What I recommend to use is 2, which won't make complete random set of events, but it a) changes event sets and b) IO faster than complete random approach.
Based on skype discussion with @drinkingkazu, I think this is a good idea.
Thanks @coreyjadams 🍶
:+1: on emoji use
ThreadProcessor inherits (English inherits, not C++) "RandomAccess" parameter from ProcessDriver which randomize the access order of events in the input file. This is done in a very simple way: use std::shuffle for the vector of all event entry numbers.
Also, though it is not well known, RandomAccess is a boolean OR integers. When it is set to True, it uses unix microseconds (time) seed. If it is set to False or <=0 integers, it does not randomize. If it is set to positive integers, that is used as a random seed.
Issues
Using the same feature for ThreadProcessor concerns two issues.
ThreadProcessor is used for network training = process same events many times.

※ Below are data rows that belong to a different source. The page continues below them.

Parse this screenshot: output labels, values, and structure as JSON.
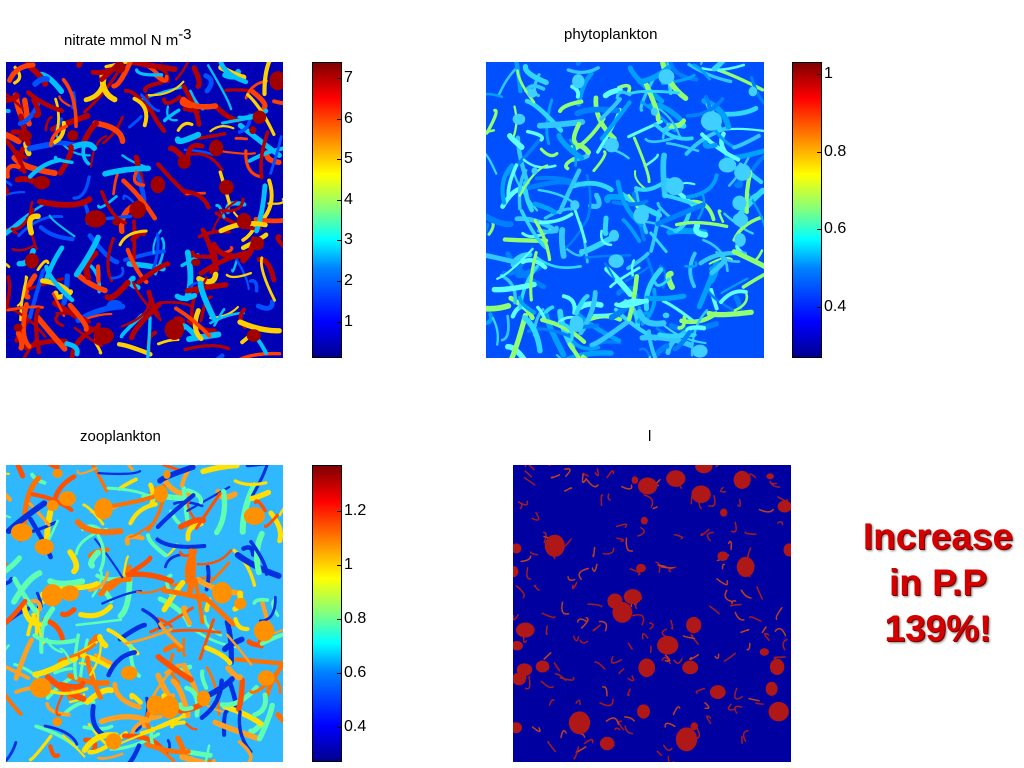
{
  "chart_data": [
    {
      "type": "heatmap",
      "title": "nitrate mmol N m",
      "title_superscript": "-3",
      "colormap": "jet",
      "colorbar_ticks": [
        1,
        2,
        3,
        4,
        5,
        6,
        7
      ],
      "colorbar_tick_labels": [
        "1",
        "2",
        "3",
        "4",
        "5",
        "6",
        "7"
      ],
      "clim": [
        0.1,
        7.4
      ],
      "field_description_colors": {
        "background": "#0000b4",
        "patches": "#b40000"
      }
    },
    {
      "type": "heatmap",
      "title": "phytoplankton",
      "colormap": "jet",
      "colorbar_ticks": [
        0.4,
        0.6,
        0.8,
        1
      ],
      "colorbar_tick_labels": [
        "0.4",
        "0.6",
        "0.8",
        "1"
      ],
      "clim": [
        0.27,
        1.03
      ],
      "field_description_colors": {
        "background": "#0050ff",
        "patches": "#30c8ff"
      }
    },
    {
      "type": "heatmap",
      "title": "zooplankton",
      "colormap": "jet",
      "colorbar_ticks": [
        0.4,
        0.6,
        0.8,
        1,
        1.2
      ],
      "colorbar_tick_labels": [
        "0.4",
        "0.6",
        "0.8",
        "1",
        "1.2"
      ],
      "clim": [
        0.27,
        1.37
      ],
      "field_description_colors": {
        "background": "#30b8ff",
        "patches": "#ffa020"
      }
    },
    {
      "type": "heatmap",
      "title": "l",
      "colormap": "binary",
      "colorbar_ticks": [],
      "field_description_colors": {
        "background": "#0000a0",
        "patches": "#b01818"
      }
    }
  ],
  "callout": {
    "line1": "Increase",
    "line2": "in P.P",
    "line3": "139%!",
    "color": "#d40000"
  }
}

Even though the order is randomized, the "randomized order" that is set @ process start is never randomized again. (i.e. not really "random").
Randomizing the access order slows down ROOT file IO compared to accessing in an order.
Proposal
Here's a proposal to mitigate above issues.
RandomAccess to take True/False or integers [0, 1, 2] (internally it will be enum). 0 = no randomization. 1 = read a random set of entries determined by drawing random numbers between 0 to (N-1) where N is number of total entries (random number generation per request of events = batch). 2 = generate one random number X per request, read event entries X to (X+M-1) where M is requested number of events (hence a set of events read-in is sequential).
Introduce RandomSeed parameter. 0 = time seed (default), and positive integers are used as a seed value.
@twongjirad and @coreyjadams (and anyone who cares!) please explicitly comment. I will implement this today if no opposition.